Scenario #1: You’re walking past a hospital nursery and you peek in to look at the adorable newborns. You see that one of them has a pacifier in her mouth. You think, “A pacifier when she’s only a few hours old? That might interfere with breastfeeding. I would never do that.”
Scenario #2: You overhear a mother talking about sleep training her two month-old baby. You think, “Two months is way too young. I would never do that.”
Scenario #3: You’re at a park when you see two children fighting while their mothers stand nearby. One mother runs over, separates the kids, then begins yelling and shaking her finger in front of one kid’s face until he starts to cry. The other mother doesn’t even notice- she’s too busy texting. You think, “I would never do either of those things.”
You’re pretty judgmental, aren’t you? You don’t know what any of those parents’ situations are, and you probably never will. But that doesn’t matter. What matters is, you were right to judge them.
Wait, what? Is Leanne really saying it’s good to judge other parents? I am, in fact. And here’s why.
Parenting is a gigantic job. There are a million ways to think and act on the situations your child may or may not get into. Parenting is the ultimate art, AND the ultimate science experiment. You have no idea how your attitudes and actions will affect your offspring- or if it even matters. But you do have to make choices about those attitudes and actions; even the lack of choice is a choice.

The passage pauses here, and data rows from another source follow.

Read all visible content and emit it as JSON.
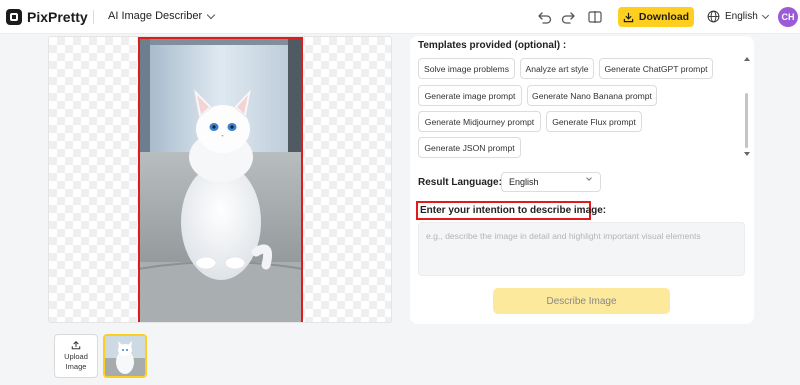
{
  "header": {
    "brand": "PixPretty",
    "tool_name": "AI Image Describer",
    "download_label": "Download",
    "language": "English",
    "avatar_initials": "CH"
  },
  "upload": {
    "label": "Upload Image"
  },
  "panel": {
    "templates_label": "Templates provided (optional) :",
    "templates": [
      "Solve image problems",
      "Analyze art style",
      "Generate ChatGPT prompt",
      "Generate image prompt",
      "Generate Nano Banana prompt",
      "Generate Midjourney prompt",
      "Generate Flux prompt",
      "Generate JSON prompt"
    ],
    "result_language_label": "Result Language:",
    "result_language_value": "English",
    "intention_label": "Enter your intention to describe image:",
    "intention_placeholder": "e.g., describe the image in detail and highlight important visual elements",
    "describe_button": "Describe Image"
  },
  "colors": {
    "accent": "#ffcf1f",
    "highlight_box": "#e01b1b",
    "avatar": "#9b5ad6"
  },
  "icons": [
    "logo-icon",
    "chevron-down-icon",
    "undo-icon",
    "redo-icon",
    "compare-icon",
    "download-icon",
    "globe-icon",
    "upload-icon"
  ]
}
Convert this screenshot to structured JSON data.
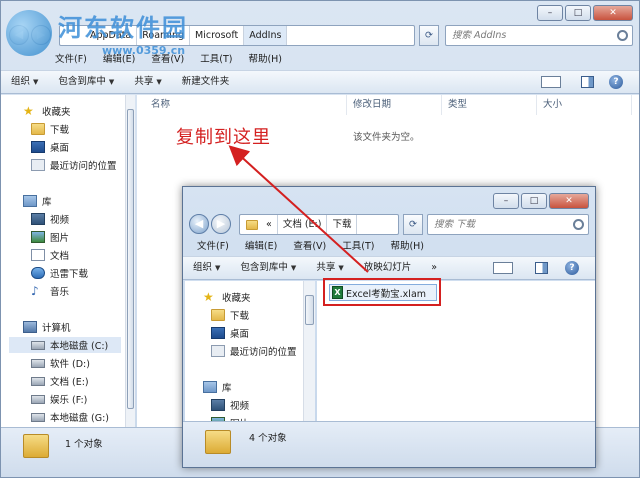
{
  "watermark": {
    "title": "河东软件园",
    "url": "www.0359.cn"
  },
  "outer": {
    "breadcrumbs": [
      "AppData",
      "Roaming",
      "Microsoft",
      "AddIns"
    ],
    "search_placeholder": "搜索 AddIns",
    "menu": [
      "文件(F)",
      "编辑(E)",
      "查看(V)",
      "工具(T)",
      "帮助(H)"
    ],
    "commands": [
      "组织",
      "包含到库中",
      "共享",
      "新建文件夹"
    ],
    "columns": [
      "名称",
      "修改日期",
      "类型",
      "大小"
    ],
    "empty_text": "该文件夹为空。",
    "nav": {
      "favorites": "收藏夹",
      "downloads": "下载",
      "desktop": "桌面",
      "recent": "最近访问的位置",
      "library": "库",
      "videos": "视频",
      "pictures": "图片",
      "documents": "文档",
      "thunder": "迅雷下载",
      "music": "音乐",
      "computer": "计算机",
      "drive_c": "本地磁盘 (C:)",
      "drive_d": "软件 (D:)",
      "drive_e": "文档 (E:)",
      "drive_f": "娱乐 (F:)",
      "drive_g": "本地磁盘 (G:)"
    },
    "status": "1 个对象"
  },
  "annotation": "复制到这里",
  "inner": {
    "breadcrumbs": [
      "«",
      "文档 (E:)",
      "下载"
    ],
    "search_placeholder": "搜索 下载",
    "menu": [
      "文件(F)",
      "编辑(E)",
      "查看(V)",
      "工具(T)",
      "帮助(H)"
    ],
    "commands": [
      "组织",
      "包含到库中",
      "共享",
      "放映幻灯片",
      "»"
    ],
    "file_name": "Excel考勤宝.xlam",
    "nav": {
      "favorites": "收藏夹",
      "downloads": "下载",
      "desktop": "桌面",
      "recent": "最近访问的位置",
      "library": "库",
      "videos": "视频",
      "pictures": "图片"
    },
    "status": "4 个对象"
  },
  "colors": {
    "accent": "#3d8fd8",
    "annotation": "#d42020"
  },
  "icons": {
    "back": "back-arrow-icon",
    "forward": "forward-arrow-icon",
    "refresh": "refresh-icon",
    "search": "search-icon",
    "help": "help-icon",
    "preview": "preview-pane-icon"
  }
}
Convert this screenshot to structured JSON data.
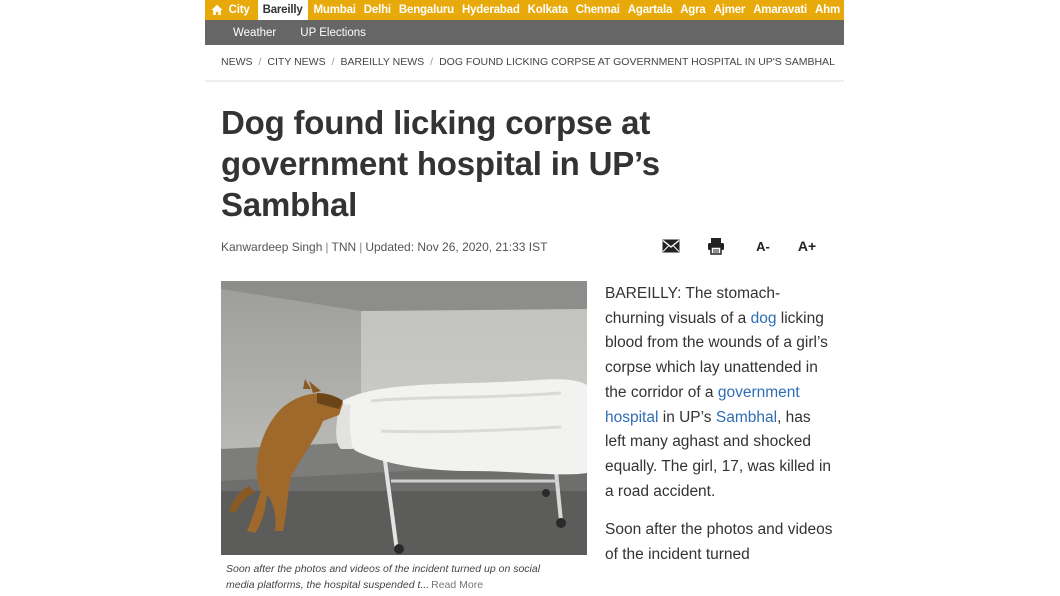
{
  "city_nav": {
    "home_icon": "home-icon",
    "city_label": "City",
    "active_city": "Bareilly",
    "cities": [
      "Mumbai",
      "Delhi",
      "Bengaluru",
      "Hyderabad",
      "Kolkata",
      "Chennai",
      "Agartala",
      "Agra",
      "Ajmer",
      "Amaravati",
      "Ahm"
    ]
  },
  "sub_nav": {
    "items": [
      "Weather",
      "UP Elections"
    ]
  },
  "breadcrumb": {
    "items": [
      "NEWS",
      "CITY NEWS",
      "BAREILLY NEWS",
      "DOG FOUND LICKING CORPSE AT GOVERNMENT HOSPITAL IN UP'S SAMBHAL"
    ],
    "separator": "/"
  },
  "article": {
    "title": "Dog found licking corpse at government hospital in UP’s Sambhal",
    "author": "Kanwardeep Singh",
    "source": "TNN",
    "updated": "Updated: Nov 26, 2020, 21:33 IST",
    "byline_separator": "|",
    "tools": {
      "mail_icon": "mail-icon",
      "print_icon": "print-icon",
      "font_decrease": "A-",
      "font_increase": "A+"
    },
    "image_caption": "Soon after the photos and videos of the incident turned up on social media platforms, the hospital suspended t...",
    "read_more": "Read More",
    "p1": {
      "t1": "BAREILLY: The stomach-churning visuals of a ",
      "l1": "dog",
      "t2": " licking blood from the wounds of a girl’s corpse which lay unattended in the corridor of a ",
      "l2": "government hospital",
      "t3": " in UP’s ",
      "l3": "Sambhal",
      "t4": ", has left many aghast and shocked equally. The girl, 17, was killed in a road accident."
    },
    "p2": "Soon after the photos and videos of the incident turned"
  },
  "colors": {
    "city_bar": "#e8a90a",
    "sub_bar": "#666666",
    "link": "#2f6db5"
  }
}
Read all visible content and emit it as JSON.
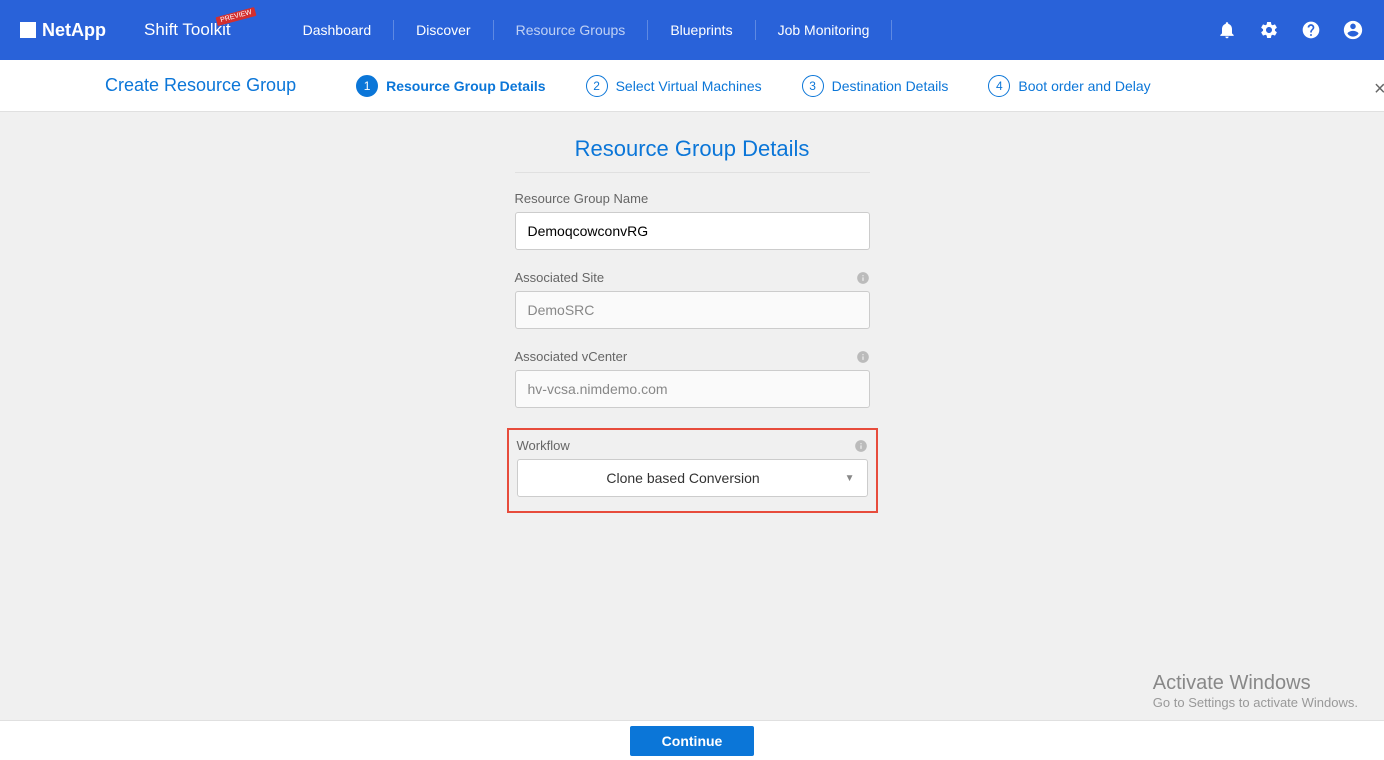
{
  "header": {
    "brand": "NetApp",
    "product": "Shift Toolkit",
    "badge": "PREVIEW",
    "nav": {
      "dashboard": "Dashboard",
      "discover": "Discover",
      "resource_groups": "Resource Groups",
      "blueprints": "Blueprints",
      "job_monitoring": "Job Monitoring"
    }
  },
  "subheader": {
    "title": "Create Resource Group",
    "steps": [
      {
        "num": "1",
        "label": "Resource Group Details"
      },
      {
        "num": "2",
        "label": "Select Virtual Machines"
      },
      {
        "num": "3",
        "label": "Destination Details"
      },
      {
        "num": "4",
        "label": "Boot order and Delay"
      }
    ]
  },
  "form": {
    "title": "Resource Group Details",
    "rg_name_label": "Resource Group Name",
    "rg_name_value": "DemoqcowconvRG",
    "site_label": "Associated Site",
    "site_value": "DemoSRC",
    "vcenter_label": "Associated vCenter",
    "vcenter_value": "hv-vcsa.nimdemo.com",
    "workflow_label": "Workflow",
    "workflow_value": "Clone based Conversion"
  },
  "footer": {
    "continue": "Continue"
  },
  "watermark": {
    "title": "Activate Windows",
    "sub": "Go to Settings to activate Windows."
  }
}
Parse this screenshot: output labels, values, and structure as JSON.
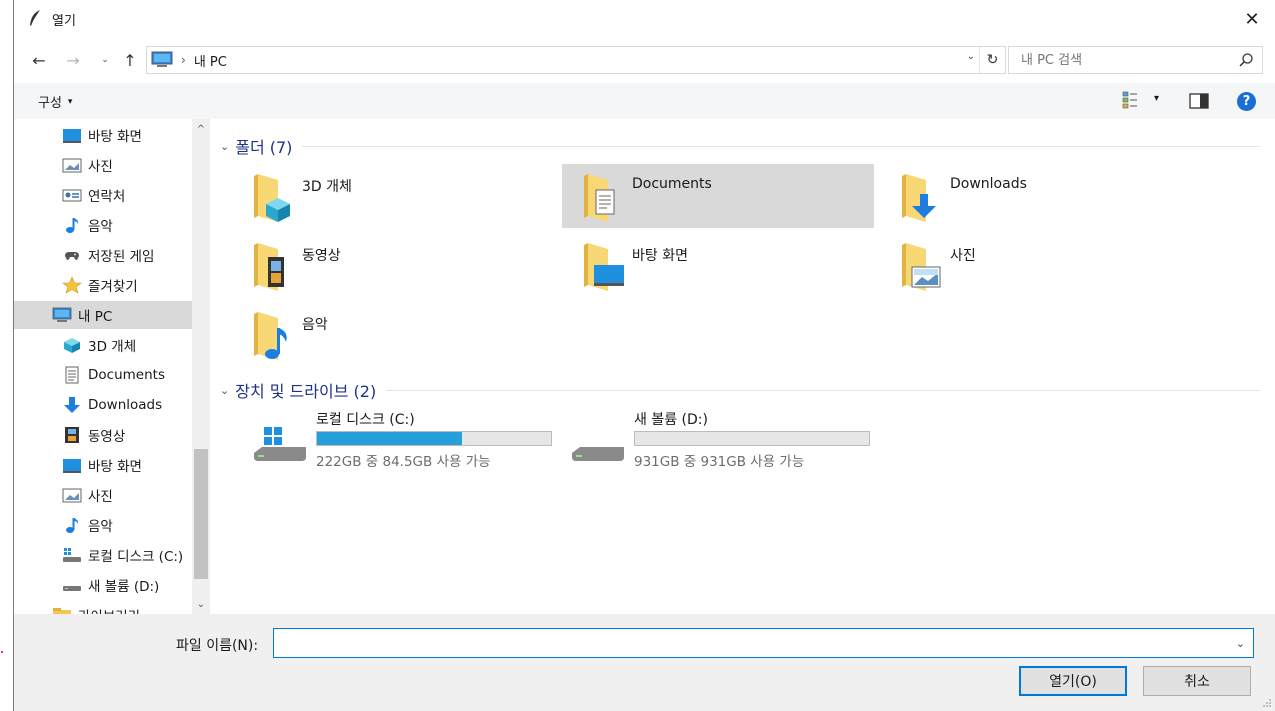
{
  "window": {
    "title": "열기",
    "close_glyph": "✕"
  },
  "navigation": {
    "back_glyph": "←",
    "forward_glyph": "→",
    "recent_glyph": "⌄",
    "up_glyph": "↑",
    "breadcrumb_sep": "›",
    "breadcrumb": "내 PC",
    "dropdown_glyph": "⌄",
    "refresh_glyph": "↻",
    "search_placeholder": "내 PC 검색"
  },
  "command_bar": {
    "organize_label": "구성",
    "organize_caret": "▾",
    "view_caret": "▾",
    "help_glyph": "?"
  },
  "sidebar": {
    "scroll_up_glyph": "^",
    "scroll_down_glyph": "⌄",
    "items": [
      {
        "label": "바탕 화면",
        "icon": "desktop-icon"
      },
      {
        "label": "사진",
        "icon": "pictures-icon"
      },
      {
        "label": "연락처",
        "icon": "contacts-icon"
      },
      {
        "label": "음악",
        "icon": "music-icon"
      },
      {
        "label": "저장된 게임",
        "icon": "saved-games-icon"
      },
      {
        "label": "즐겨찾기",
        "icon": "favorites-icon"
      },
      {
        "label": "내 PC",
        "icon": "this-pc-icon",
        "selected": true
      },
      {
        "label": "3D 개체",
        "icon": "3d-objects-icon"
      },
      {
        "label": "Documents",
        "icon": "documents-icon"
      },
      {
        "label": "Downloads",
        "icon": "downloads-icon"
      },
      {
        "label": "동영상",
        "icon": "videos-icon"
      },
      {
        "label": "바탕 화면",
        "icon": "desktop-icon"
      },
      {
        "label": "사진",
        "icon": "pictures-icon"
      },
      {
        "label": "음악",
        "icon": "music-icon"
      },
      {
        "label": "로컬 디스크 (C:)",
        "icon": "local-disk-icon"
      },
      {
        "label": "새 볼륨 (D:)",
        "icon": "drive-icon"
      },
      {
        "label": "라이브러리",
        "icon": "libraries-icon"
      }
    ]
  },
  "main": {
    "folders_header": "폴더 (7)",
    "folders_caret": "⌄",
    "folders": [
      {
        "label": "3D 개체",
        "icon": "3d-objects-folder-icon"
      },
      {
        "label": "Documents",
        "icon": "documents-folder-icon",
        "selected": true
      },
      {
        "label": "Downloads",
        "icon": "downloads-folder-icon"
      },
      {
        "label": "동영상",
        "icon": "videos-folder-icon"
      },
      {
        "label": "바탕 화면",
        "icon": "desktop-folder-icon"
      },
      {
        "label": "사진",
        "icon": "pictures-folder-icon"
      },
      {
        "label": "음악",
        "icon": "music-folder-icon"
      }
    ],
    "drives_header": "장치 및 드라이브 (2)",
    "drives_caret": "⌄",
    "drives": [
      {
        "label": "로컬 디스크 (C:)",
        "info": "222GB 중 84.5GB 사용 가능",
        "used_fraction": 0.62,
        "icon": "windows-drive-icon"
      },
      {
        "label": "새 볼륨 (D:)",
        "info": "931GB 중 931GB 사용 가능",
        "used_fraction": 0.0,
        "icon": "hard-drive-icon"
      }
    ]
  },
  "bottom": {
    "filename_label": "파일 이름(N):",
    "filename_value": "",
    "filename_caret": "⌄",
    "open_label": "열기(O)",
    "cancel_label": "취소"
  },
  "colors": {
    "accent": "#0078d7",
    "drive_bar": "#26a0da",
    "folder_yellow": "#f8d775",
    "header_blue": "#1e3287",
    "selection": "#d9d9d9"
  }
}
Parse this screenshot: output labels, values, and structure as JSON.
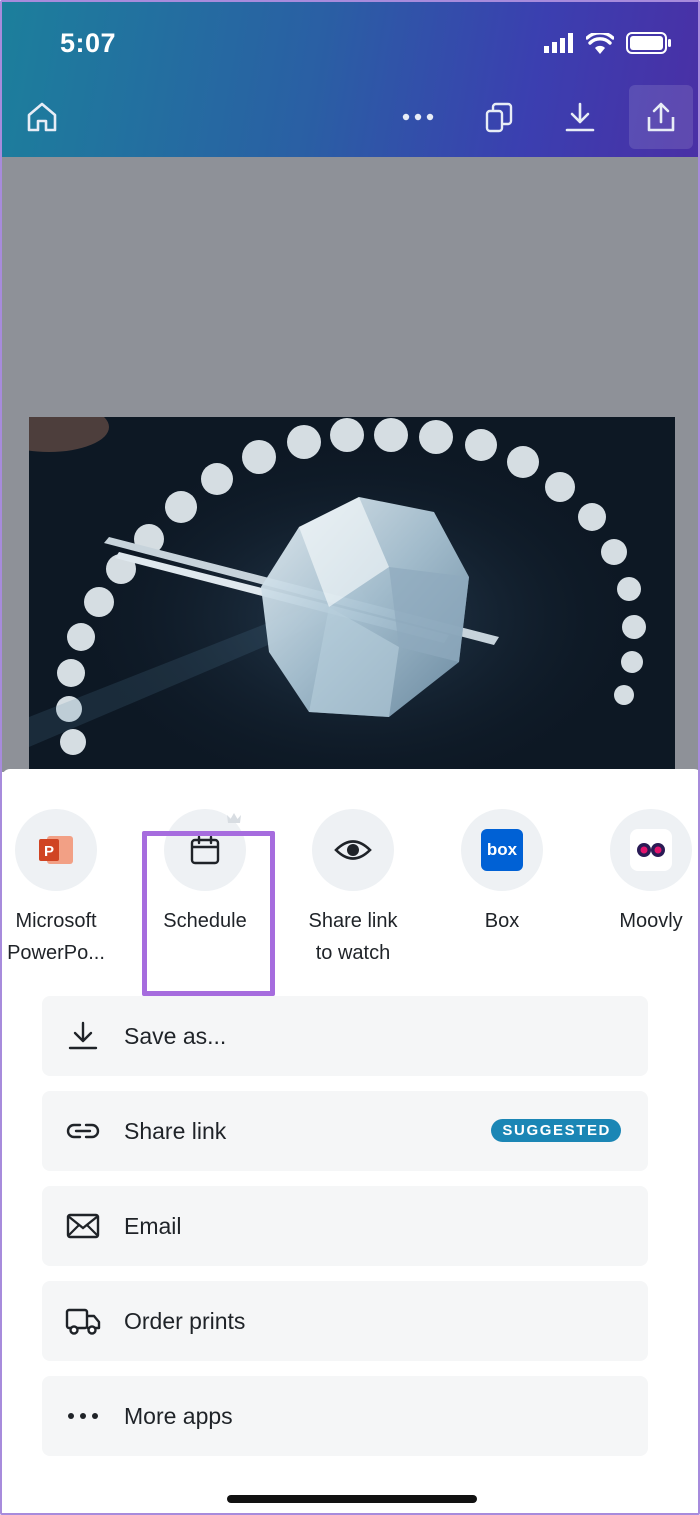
{
  "status": {
    "time": "5:07"
  },
  "toolbar": {
    "home": "home-icon",
    "more": "more-icon",
    "pages": "pages-icon",
    "download": "download-icon",
    "share": "share-icon"
  },
  "apps": [
    {
      "label": "Microsoft PowerPo...",
      "label_line1": "Microsoft",
      "label_line2": "PowerPo...",
      "icon": "powerpoint-icon",
      "color": "#d04423"
    },
    {
      "label": "Schedule",
      "icon": "calendar-icon",
      "premium": true
    },
    {
      "label": "Share link to watch",
      "label_line1": "Share link",
      "label_line2": "to watch",
      "icon": "eye-icon"
    },
    {
      "label": "Box",
      "icon": "box-logo-icon",
      "logo_text": "box",
      "color": "#0061d5"
    },
    {
      "label": "Moovly",
      "icon": "moovly-icon",
      "color": "#e3136c"
    }
  ],
  "actions": [
    {
      "label": "Save as...",
      "icon": "download-icon"
    },
    {
      "label": "Share link",
      "icon": "link-icon",
      "badge": "SUGGESTED"
    },
    {
      "label": "Email",
      "icon": "envelope-icon"
    },
    {
      "label": "Order prints",
      "icon": "truck-icon"
    },
    {
      "label": "More apps",
      "icon": "more-icon"
    }
  ],
  "colors": {
    "highlight": "#a66cde",
    "badge": "#1b86b5",
    "header_start": "#1c7f9c",
    "header_end": "#4a2fa5"
  }
}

What’s more, parents are constantly training on the job. There’s no one guidebook, there’s no map, there’s nothing to help you predict the future. Some parents come into the job with more skills than others- taking care of younger siblings, perhaps, or extensive babysitting for nieces and nephews- but for the most part, we’re completely unequipped to handle being parents. And yet we’re expected to make those choices, minute after minute, situation after situation. The only people we have to learn from are the people who are going through those situations along with us. When you think, “I would never do that,” about another parent’s actions, you’re helping yourself make parenting choices. You’re taking your own temperature, gauging your own gut feelings, so that you know how to act in the future. It has nothing to do with the person you’re judging; you’re constructing a future road map for yourself.
Take it from me. I’m an INFJ. (That’s a Myers-Briggs personality type. We INFJ’s- Introversion, iNtuition, Feeling, Judging- are very rare; from what I’ve read, anything from under 1% to 3% of the population.) I’m hard-wired to judge people and situations. That’s how I learn. Contrary to the examples above, judging does not have to have a negative connotation, though it often gets one. You can judge a person as stylish and use that information to help you the next time you shop. You can judge a person as patient and think of his example the next time your temper rises. But whether the thought is phrased in the negative or positive, judging is still a learning tool. It helps you figure out what you want from life, and who you want to be. As parents, with the near-impossible job of raising a child, we need that tool.
So the next time you catch yourself thinking, “I would never do that,” give yourself a break on the guilt. As long as you’re not voicing your newly-formed opinion and hurting someone’s feelings, it’s okay to encourage your little inner judge. She’s helping you become the kind of parent you’ll one day be proud of.